Der Traum der Hebamme / Roman
wie auf glühenden Kohlen, während Mägde und Knechte unter Aufsicht des Küchenmeisters das Essen auftrugen: je nach Stand der zu Bewirtenden Fleisch und Wein, der mit Wasser verdünnt wurde, Brot und Käse oder Brei und wässriges Bier.
Landgraf Hermann von Thüringen war ein hochgewachsener Mann Mitte dreißig, militärisch erfahren, seit einem Jahr verwitwet und stets zuerst auf seine eigenen Interessen bedacht. Er hatte es nach dem Tod seines Bruders Ludwig geschafft, dem Kaiser die Landgrafschaft abzutrotzen, obwohl dieser sie als Reichslehen einziehen wollte. Erbberechtigt waren nach Ansicht des Kaisers nur Söhne in direkter Linie, und Ludwig von Thüringen hinterließ keinen männlichen Erben, als er vor einem Jahr auf der Heimreise aus dem Heiligen Land dem Sumpffieber erlag.
Da Hermann auch als Förderer der Dichter und Spielleute galt, saß links von der hohen Tafel ein Musikant – ein alter Bekannter von Marthe und Lukas mit dem außergewöhnlichen Namen Ludmillus, der eine nicht enden wollende Melodie auf seiner Laute spielte. Zumindest kam es Lukas so vor, als ob sie nicht enden wollte.
Beim Essen ließ er den Landgrafen nicht aus den Augen, um sofort nach vorn zu stürzen und sich Gehör zu verschaffen, sollte der Fürst zur Jagd aufbrechen wollen, ohne ihn gesprochen zu haben.
Jetzt gab der Landgraf das Zeichen, dass der Spielmann innehalten sollte. Sofort verstummte die Laute.
Lukas starrte nach vorn und hielt sich bereit. Würde der Fürst nun die Halle verlassen?
Nein, Hermann blickte um sich, kostete die neugierige Erwartung seiner Untergebenen aus und wandte sich dann an seinen Truchsess.

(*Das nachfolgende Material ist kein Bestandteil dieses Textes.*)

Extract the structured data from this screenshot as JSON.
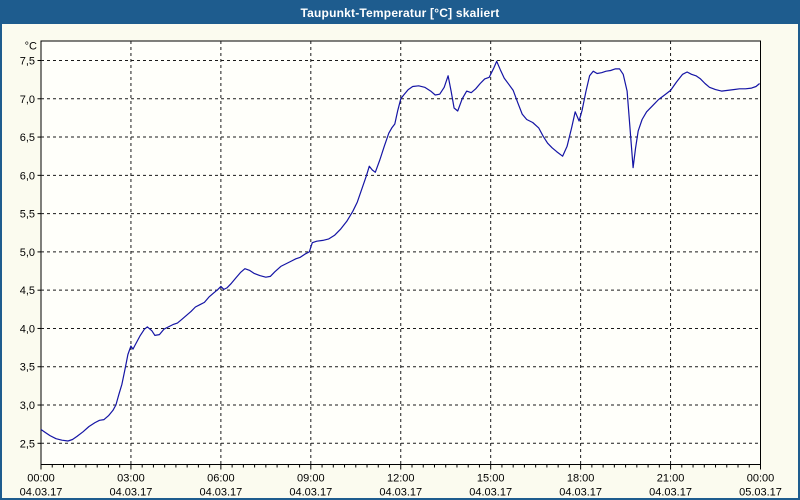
{
  "window": {
    "title": "Taupunkt-Temperatur [°C] skaliert"
  },
  "colors": {
    "titlebar_bg": "#1E5C8E",
    "frame_border": "#1E5C8E",
    "background": "#FBFBEF",
    "plot_background": "#FFFFFA",
    "line": "#1515A5",
    "grid": "#1a1a1a",
    "text": "#000000"
  },
  "chart_data": {
    "type": "line",
    "title": "Taupunkt-Temperatur [°C] skaliert",
    "unit_label": "°C",
    "grid": "dashed",
    "legend": "none",
    "ylim": [
      2.5,
      7.5
    ],
    "x_range_hours": [
      0,
      24
    ],
    "x_minor_tick_hours": 0.375,
    "y_ticks": [
      {
        "v": 7.5,
        "label": "7,5"
      },
      {
        "v": 7.0,
        "label": "7,0"
      },
      {
        "v": 6.5,
        "label": "6,5"
      },
      {
        "v": 6.0,
        "label": "6,0"
      },
      {
        "v": 5.5,
        "label": "5,5"
      },
      {
        "v": 5.0,
        "label": "5,0"
      },
      {
        "v": 4.5,
        "label": "4,5"
      },
      {
        "v": 4.0,
        "label": "4,0"
      },
      {
        "v": 3.5,
        "label": "3,5"
      },
      {
        "v": 3.0,
        "label": "3,0"
      },
      {
        "v": 2.5,
        "label": "2,5"
      }
    ],
    "x_ticks": [
      {
        "t": 0,
        "time": "00:00",
        "date": "04.03.17"
      },
      {
        "t": 3,
        "time": "03:00",
        "date": "04.03.17"
      },
      {
        "t": 6,
        "time": "06:00",
        "date": "04.03.17"
      },
      {
        "t": 9,
        "time": "09:00",
        "date": "04.03.17"
      },
      {
        "t": 12,
        "time": "12:00",
        "date": "04.03.17"
      },
      {
        "t": 15,
        "time": "15:00",
        "date": "04.03.17"
      },
      {
        "t": 18,
        "time": "18:00",
        "date": "04.03.17"
      },
      {
        "t": 21,
        "time": "21:00",
        "date": "04.03.17"
      },
      {
        "t": 24,
        "time": "00:00",
        "date": "05.03.17"
      }
    ],
    "series": [
      {
        "points": [
          [
            0.0,
            2.68
          ],
          [
            0.15,
            2.64
          ],
          [
            0.3,
            2.6
          ],
          [
            0.5,
            2.56
          ],
          [
            0.7,
            2.54
          ],
          [
            0.9,
            2.53
          ],
          [
            1.05,
            2.55
          ],
          [
            1.2,
            2.59
          ],
          [
            1.4,
            2.65
          ],
          [
            1.6,
            2.72
          ],
          [
            1.8,
            2.77
          ],
          [
            1.95,
            2.8
          ],
          [
            2.1,
            2.81
          ],
          [
            2.25,
            2.86
          ],
          [
            2.4,
            2.93
          ],
          [
            2.5,
            3.0
          ],
          [
            2.6,
            3.14
          ],
          [
            2.7,
            3.27
          ],
          [
            2.8,
            3.46
          ],
          [
            2.9,
            3.66
          ],
          [
            3.0,
            3.77
          ],
          [
            3.07,
            3.73
          ],
          [
            3.15,
            3.79
          ],
          [
            3.3,
            3.9
          ],
          [
            3.45,
            3.99
          ],
          [
            3.55,
            4.02
          ],
          [
            3.7,
            3.97
          ],
          [
            3.8,
            3.91
          ],
          [
            3.95,
            3.92
          ],
          [
            4.1,
            3.99
          ],
          [
            4.25,
            4.02
          ],
          [
            4.4,
            4.05
          ],
          [
            4.55,
            4.07
          ],
          [
            4.7,
            4.12
          ],
          [
            4.85,
            4.17
          ],
          [
            5.0,
            4.22
          ],
          [
            5.15,
            4.28
          ],
          [
            5.3,
            4.31
          ],
          [
            5.45,
            4.34
          ],
          [
            5.6,
            4.41
          ],
          [
            5.75,
            4.46
          ],
          [
            5.9,
            4.51
          ],
          [
            6.0,
            4.55
          ],
          [
            6.1,
            4.51
          ],
          [
            6.2,
            4.53
          ],
          [
            6.35,
            4.59
          ],
          [
            6.5,
            4.66
          ],
          [
            6.65,
            4.73
          ],
          [
            6.8,
            4.78
          ],
          [
            6.95,
            4.76
          ],
          [
            7.1,
            4.72
          ],
          [
            7.3,
            4.69
          ],
          [
            7.5,
            4.67
          ],
          [
            7.65,
            4.68
          ],
          [
            7.8,
            4.74
          ],
          [
            8.0,
            4.81
          ],
          [
            8.2,
            4.85
          ],
          [
            8.35,
            4.88
          ],
          [
            8.5,
            4.91
          ],
          [
            8.65,
            4.93
          ],
          [
            8.8,
            4.97
          ],
          [
            8.95,
            5.0
          ],
          [
            9.05,
            5.12
          ],
          [
            9.2,
            5.14
          ],
          [
            9.4,
            5.15
          ],
          [
            9.6,
            5.17
          ],
          [
            9.8,
            5.22
          ],
          [
            10.0,
            5.3
          ],
          [
            10.2,
            5.4
          ],
          [
            10.4,
            5.53
          ],
          [
            10.55,
            5.65
          ],
          [
            10.7,
            5.82
          ],
          [
            10.85,
            5.99
          ],
          [
            10.95,
            6.12
          ],
          [
            11.05,
            6.07
          ],
          [
            11.15,
            6.04
          ],
          [
            11.3,
            6.2
          ],
          [
            11.45,
            6.38
          ],
          [
            11.6,
            6.55
          ],
          [
            11.7,
            6.62
          ],
          [
            11.8,
            6.67
          ],
          [
            11.9,
            6.85
          ],
          [
            12.0,
            7.0
          ],
          [
            12.1,
            7.05
          ],
          [
            12.25,
            7.12
          ],
          [
            12.4,
            7.16
          ],
          [
            12.6,
            7.17
          ],
          [
            12.8,
            7.15
          ],
          [
            13.0,
            7.1
          ],
          [
            13.15,
            7.05
          ],
          [
            13.3,
            7.06
          ],
          [
            13.45,
            7.15
          ],
          [
            13.58,
            7.3
          ],
          [
            13.68,
            7.1
          ],
          [
            13.78,
            6.88
          ],
          [
            13.9,
            6.84
          ],
          [
            14.05,
            7.0
          ],
          [
            14.2,
            7.1
          ],
          [
            14.35,
            7.08
          ],
          [
            14.5,
            7.13
          ],
          [
            14.65,
            7.2
          ],
          [
            14.8,
            7.26
          ],
          [
            14.95,
            7.28
          ],
          [
            15.1,
            7.4
          ],
          [
            15.2,
            7.49
          ],
          [
            15.32,
            7.38
          ],
          [
            15.45,
            7.27
          ],
          [
            15.6,
            7.19
          ],
          [
            15.75,
            7.11
          ],
          [
            15.9,
            6.95
          ],
          [
            16.05,
            6.8
          ],
          [
            16.2,
            6.73
          ],
          [
            16.4,
            6.69
          ],
          [
            16.6,
            6.62
          ],
          [
            16.75,
            6.51
          ],
          [
            16.9,
            6.42
          ],
          [
            17.05,
            6.36
          ],
          [
            17.2,
            6.31
          ],
          [
            17.4,
            6.25
          ],
          [
            17.55,
            6.38
          ],
          [
            17.7,
            6.62
          ],
          [
            17.82,
            6.83
          ],
          [
            17.95,
            6.71
          ],
          [
            18.05,
            6.85
          ],
          [
            18.18,
            7.1
          ],
          [
            18.3,
            7.3
          ],
          [
            18.42,
            7.36
          ],
          [
            18.55,
            7.33
          ],
          [
            18.7,
            7.34
          ],
          [
            18.85,
            7.36
          ],
          [
            19.0,
            7.37
          ],
          [
            19.15,
            7.39
          ],
          [
            19.3,
            7.39
          ],
          [
            19.42,
            7.32
          ],
          [
            19.55,
            7.1
          ],
          [
            19.65,
            6.6
          ],
          [
            19.75,
            6.1
          ],
          [
            19.83,
            6.35
          ],
          [
            19.92,
            6.58
          ],
          [
            20.05,
            6.73
          ],
          [
            20.2,
            6.83
          ],
          [
            20.4,
            6.91
          ],
          [
            20.6,
            6.99
          ],
          [
            20.8,
            7.05
          ],
          [
            21.0,
            7.11
          ],
          [
            21.2,
            7.22
          ],
          [
            21.4,
            7.32
          ],
          [
            21.55,
            7.35
          ],
          [
            21.7,
            7.32
          ],
          [
            21.85,
            7.3
          ],
          [
            22.0,
            7.26
          ],
          [
            22.15,
            7.2
          ],
          [
            22.3,
            7.15
          ],
          [
            22.5,
            7.12
          ],
          [
            22.7,
            7.1
          ],
          [
            22.9,
            7.11
          ],
          [
            23.1,
            7.12
          ],
          [
            23.3,
            7.13
          ],
          [
            23.5,
            7.13
          ],
          [
            23.7,
            7.14
          ],
          [
            23.85,
            7.16
          ],
          [
            23.97,
            7.2
          ]
        ]
      }
    ]
  }
}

»Ihr sagt, einer meiner Ritter wolle unsere Runde verlassen?«
Gunther von Schlotheim verneigte sich und gab Lukas ein Zeichen.

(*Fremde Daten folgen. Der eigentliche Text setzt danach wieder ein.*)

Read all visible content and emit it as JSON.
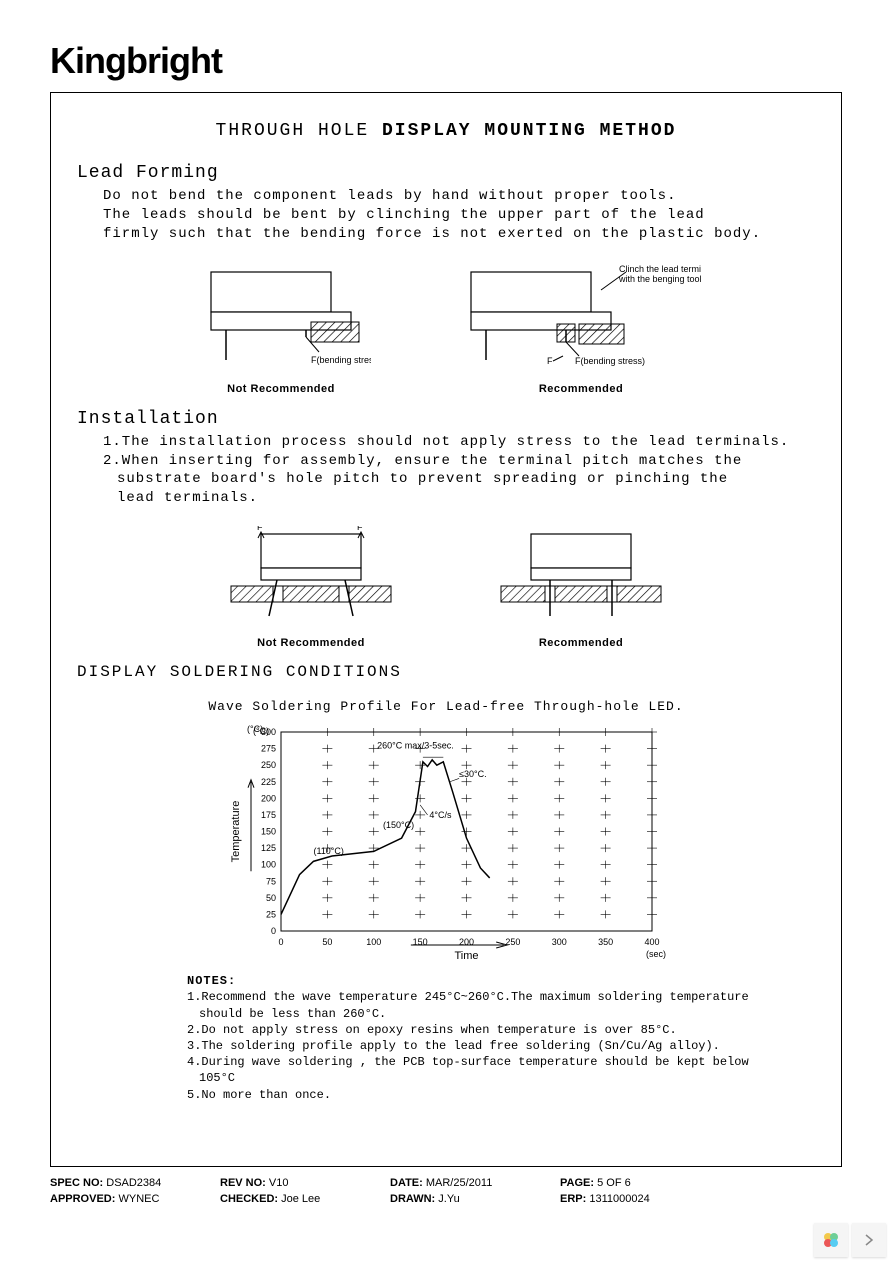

Marthe drückte ihrem Mann kurz die Hand, bevor er sich erhob, einige Schritte ging und vor dem Landgrafen auf ein Knie sank. Zu seinem Glück saßen sie an diesem Morgen an einem der vordersten Tische, weil Lukas sich tags zuvor bei einem Reiterwettkampf ausgezeichnet hatte.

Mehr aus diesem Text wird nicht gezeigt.